June 26, 2016


Green makeovers

Accent Editor

Like many soon-to-be-mothers, author Helen Coronato started to realize the significance of her environment when she was pregnant with her first son, now 3.

“Once I became pregnant, I really had to look at my lifestyle and what I was eating and what I was using,” said Coronato, calling from her home in New Jersey.

When she learned about some of the potential dangers of the household cleaners she had in the house, she started looking for alternatives.

But it was hard to know where to stop.

“That kind of started this landslide,” she said. “I became very overwhelmed that there was a right way of doing things and a wrong way of doing things.”

So, she took matters in her own hands.

“I wrote the book I was looking for,” Coronato said.
Enter “Eco-Friendly Families” (Alpha Books, $15.95), a great resource for parents hoping to make small changes in their home toward a greener lifestyle.

“It’s a map of small changes I can make,” Coronato said.
Inside, she advises her readers to view her book as a manual — dog ear the pages, write notes in the margins and highlight sections that work for your family. It breaks things down into a 12-month calendar, full of fun, simple ideas that can make a big difference. In May, jump in the mud puddles and collect rocks; in November, create centerpieces out of nature’s decorations, like rocks, leaves or pinecones.
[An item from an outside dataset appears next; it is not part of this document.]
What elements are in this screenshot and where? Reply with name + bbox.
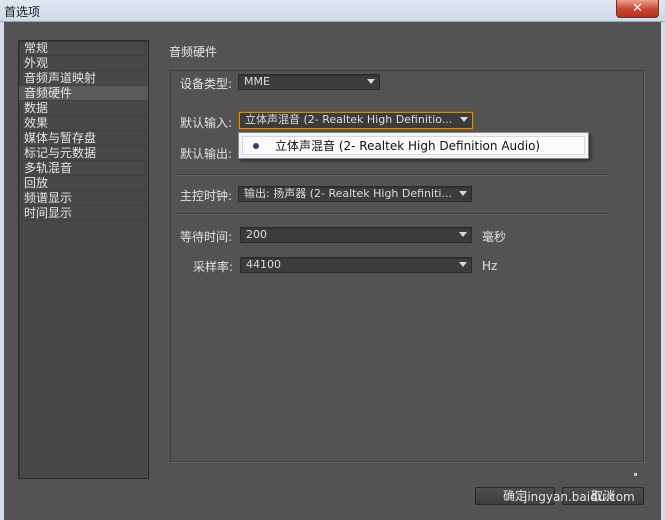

And because every family is busy, short “five-minute makeovers” make it really easy. For example, in a section on avoiding plastic bags, Coronato suggests using a decorated canvas bag to wrap a child’s gift for a birthday party.
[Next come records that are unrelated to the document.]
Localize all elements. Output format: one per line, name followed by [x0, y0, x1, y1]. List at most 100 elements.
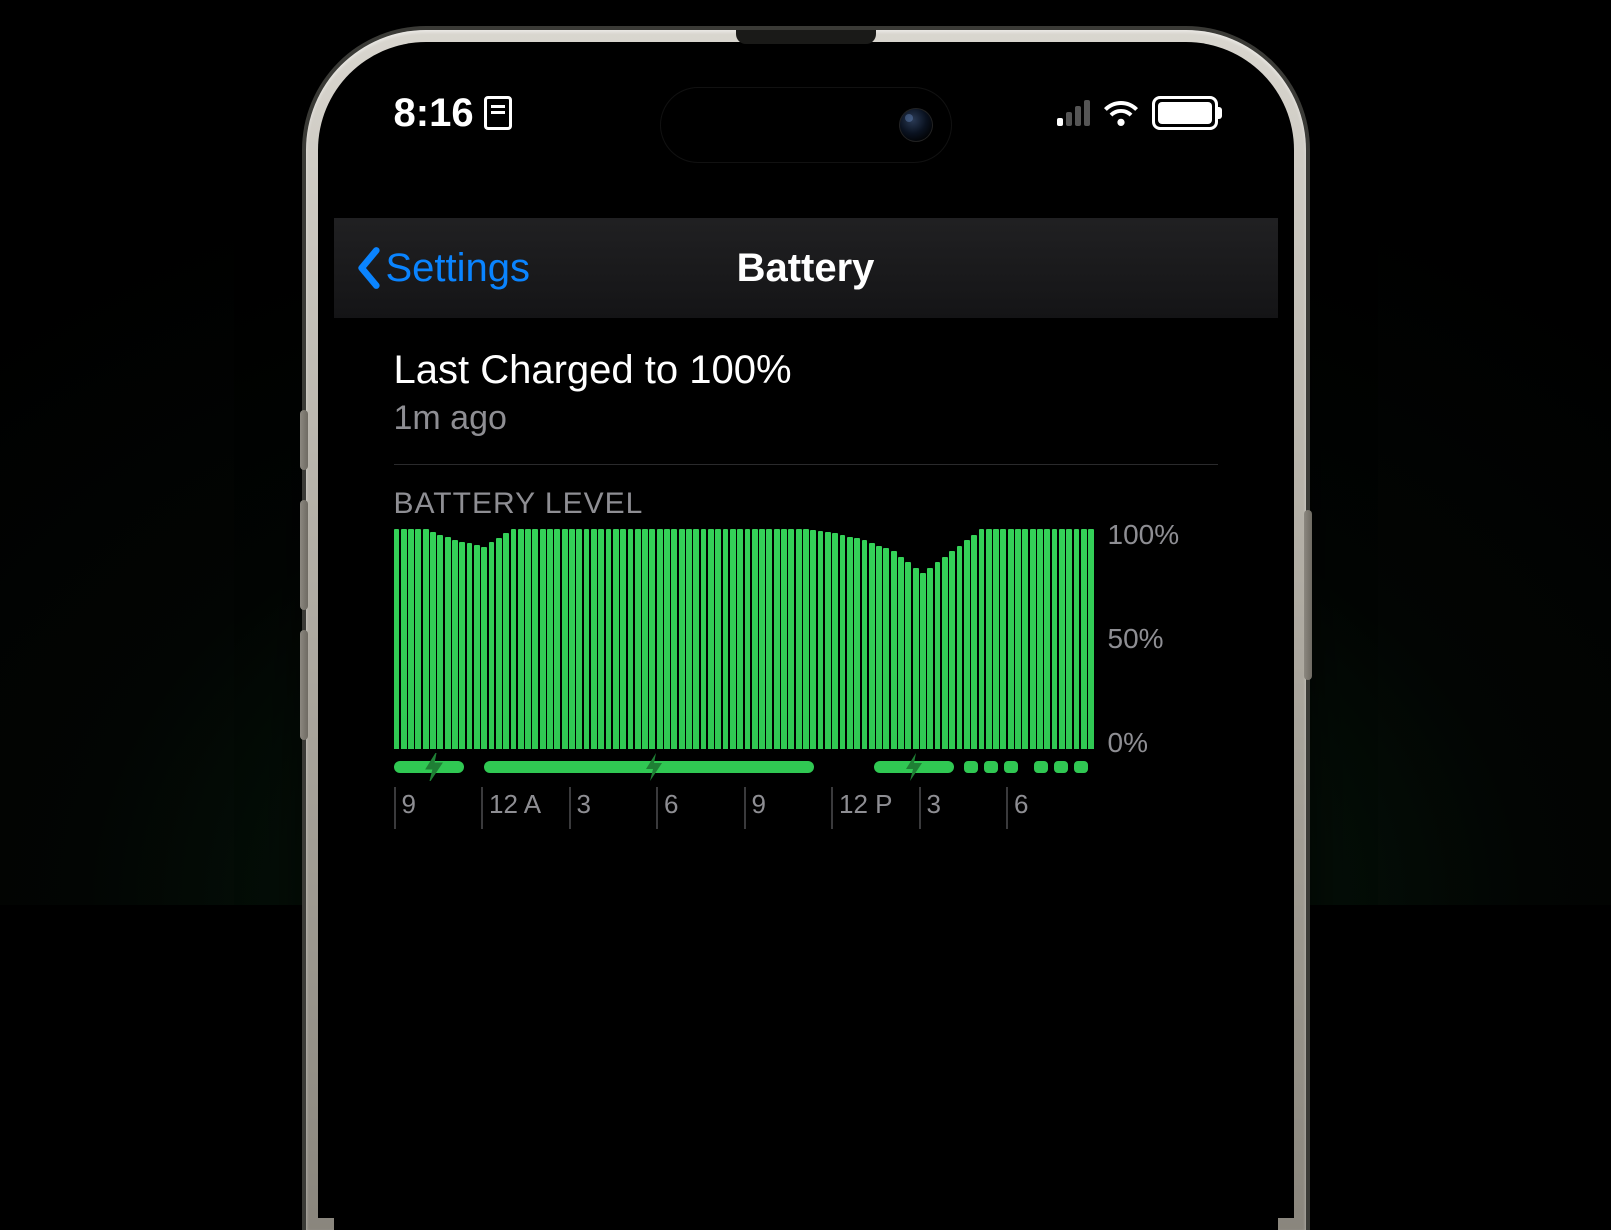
status-right	[1057, 96, 1218, 130]
battery-bar	[854, 538, 860, 749]
x-tick: 6	[1006, 787, 1028, 829]
battery-bar	[766, 529, 772, 749]
battery-bar	[935, 562, 941, 749]
battery-bar	[394, 529, 400, 749]
battery-bar	[847, 537, 853, 749]
battery-bar	[686, 529, 692, 749]
side-button-vol-up	[300, 500, 308, 610]
charging-dots	[964, 761, 1018, 773]
battery-bar	[1044, 529, 1050, 749]
charging-indicator-row	[394, 755, 1094, 779]
battery-bar	[1000, 529, 1006, 749]
battery-bar	[576, 529, 582, 749]
battery-bar	[693, 529, 699, 749]
battery-bar	[781, 529, 787, 749]
y-tick-0: 0%	[1108, 727, 1148, 759]
battery-bar	[679, 529, 685, 749]
lightning-bolt-icon	[904, 753, 926, 781]
battery-bar	[562, 529, 568, 749]
battery-bar	[1059, 529, 1065, 749]
battery-bar	[715, 529, 721, 749]
section-label-battery-level: BATTERY LEVEL	[394, 487, 1218, 521]
y-axis: 100% 50% 0%	[1094, 529, 1204, 749]
back-button[interactable]: Settings	[354, 218, 531, 318]
battery-bar	[942, 557, 948, 750]
battery-bar	[489, 542, 495, 749]
battery-bar	[876, 546, 882, 750]
status-time: 8:16	[394, 91, 474, 136]
back-label: Settings	[386, 246, 531, 291]
battery-bar	[415, 529, 421, 749]
side-button-silence	[300, 410, 308, 470]
battery-bar	[635, 529, 641, 749]
battery-bar	[1052, 529, 1058, 749]
battery-bar	[905, 562, 911, 749]
battery-bar	[540, 529, 546, 749]
battery-bar	[423, 529, 429, 749]
x-tick: 9	[744, 787, 766, 829]
battery-bar	[993, 529, 999, 749]
x-tick: 6	[656, 787, 678, 829]
earpiece-speaker	[736, 30, 876, 44]
status-bar: 8:16	[334, 58, 1278, 168]
battery-bar	[913, 568, 919, 750]
battery-bar	[467, 543, 473, 749]
battery-bar	[620, 529, 626, 749]
x-tick: 3	[569, 787, 591, 829]
battery-bar	[986, 529, 992, 749]
battery-bar	[657, 529, 663, 749]
battery-bar	[525, 529, 531, 749]
battery-bar	[649, 529, 655, 749]
divider	[394, 464, 1218, 465]
battery-bar	[1022, 529, 1028, 749]
page-title: Battery	[737, 246, 875, 291]
battery-bar	[796, 529, 802, 749]
battery-icon	[1152, 96, 1218, 130]
battery-bar	[642, 529, 648, 749]
battery-bar	[979, 529, 985, 749]
x-tick: 9	[394, 787, 416, 829]
battery-bar	[1066, 529, 1072, 749]
lightning-bolt-icon	[424, 753, 446, 781]
battery-bar	[1074, 529, 1080, 749]
battery-bar	[759, 529, 765, 749]
battery-level-chart[interactable]: 100% 50% 0%	[394, 529, 1218, 749]
battery-bar	[437, 535, 443, 750]
battery-bar	[606, 529, 612, 749]
battery-bar	[584, 529, 590, 749]
x-tick: 12 A	[481, 787, 541, 829]
x-tick: 12 P	[831, 787, 893, 829]
x-tick: 3	[919, 787, 941, 829]
phone-frame: 8:16 Settings	[306, 30, 1306, 1230]
last-charged-time: 1m ago	[394, 399, 1218, 438]
stage-background: 8:16 Settings	[0, 0, 1611, 905]
battery-bar	[1015, 529, 1021, 749]
battery-bar	[708, 529, 714, 749]
battery-bar	[503, 533, 509, 749]
battery-bar	[459, 542, 465, 749]
wifi-icon	[1104, 100, 1138, 126]
battery-bar	[862, 540, 868, 749]
battery-bar	[869, 543, 875, 749]
y-tick-100: 100%	[1108, 519, 1180, 551]
lightning-bolt-icon	[644, 753, 666, 781]
battery-bar	[430, 532, 436, 749]
battery-bar	[532, 529, 538, 749]
battery-bar	[598, 529, 604, 749]
battery-bar	[701, 529, 707, 749]
content-area[interactable]: Last Charged to 100% 1m ago BATTERY LEVE…	[334, 318, 1278, 1230]
battery-bar	[664, 529, 670, 749]
battery-bar	[628, 529, 634, 749]
battery-bar	[788, 529, 794, 749]
battery-bar	[818, 531, 824, 749]
battery-bar	[569, 529, 575, 749]
battery-bar	[891, 551, 897, 749]
battery-bar	[401, 529, 407, 749]
battery-bar	[774, 529, 780, 749]
battery-bar	[832, 533, 838, 749]
battery-bar	[1037, 529, 1043, 749]
battery-bar	[957, 546, 963, 750]
battery-bar	[474, 545, 480, 749]
battery-bar	[825, 532, 831, 749]
battery-bar	[518, 529, 524, 749]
“Five-minute makeovers really help you keep on track,” Coronato said. “Everybody can find five minutes in your week to make a difference.”
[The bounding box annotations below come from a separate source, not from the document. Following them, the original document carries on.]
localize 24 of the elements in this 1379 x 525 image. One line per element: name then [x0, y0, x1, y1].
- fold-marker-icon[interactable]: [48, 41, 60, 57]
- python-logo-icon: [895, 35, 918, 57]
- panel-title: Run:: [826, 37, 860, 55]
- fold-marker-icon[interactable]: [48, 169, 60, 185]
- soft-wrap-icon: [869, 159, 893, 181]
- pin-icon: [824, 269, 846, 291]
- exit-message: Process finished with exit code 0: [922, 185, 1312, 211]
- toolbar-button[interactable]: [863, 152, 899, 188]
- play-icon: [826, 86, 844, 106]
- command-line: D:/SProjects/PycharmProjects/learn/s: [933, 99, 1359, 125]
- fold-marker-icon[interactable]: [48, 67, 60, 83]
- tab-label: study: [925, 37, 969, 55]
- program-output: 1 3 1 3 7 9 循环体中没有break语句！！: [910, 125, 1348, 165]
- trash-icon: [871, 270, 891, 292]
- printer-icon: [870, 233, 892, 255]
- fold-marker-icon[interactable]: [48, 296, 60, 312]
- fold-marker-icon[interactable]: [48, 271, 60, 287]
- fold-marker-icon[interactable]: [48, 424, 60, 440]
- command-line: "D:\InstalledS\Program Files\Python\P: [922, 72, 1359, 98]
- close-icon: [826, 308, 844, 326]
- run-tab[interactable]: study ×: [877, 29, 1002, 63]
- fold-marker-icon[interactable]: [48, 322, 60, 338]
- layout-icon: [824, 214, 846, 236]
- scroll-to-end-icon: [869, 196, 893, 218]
The book also points to Web sites and organizations that can help families make more informed choices for themselves and for the environment. And, it gives parents advice on how to talk to their kids about going green in a language they will understand. For younger children, that may mean explaining that turning off the water when brushing your teeth means more water for the trees to drink, Coronato writes.

So what does Coronato hope parents will understand when they finish reading the book?

“I hope what they take away is that we’re raising the next generation of environmental stewards,” Coronato said. “We’re doing a huge favor for ourselves and for others.”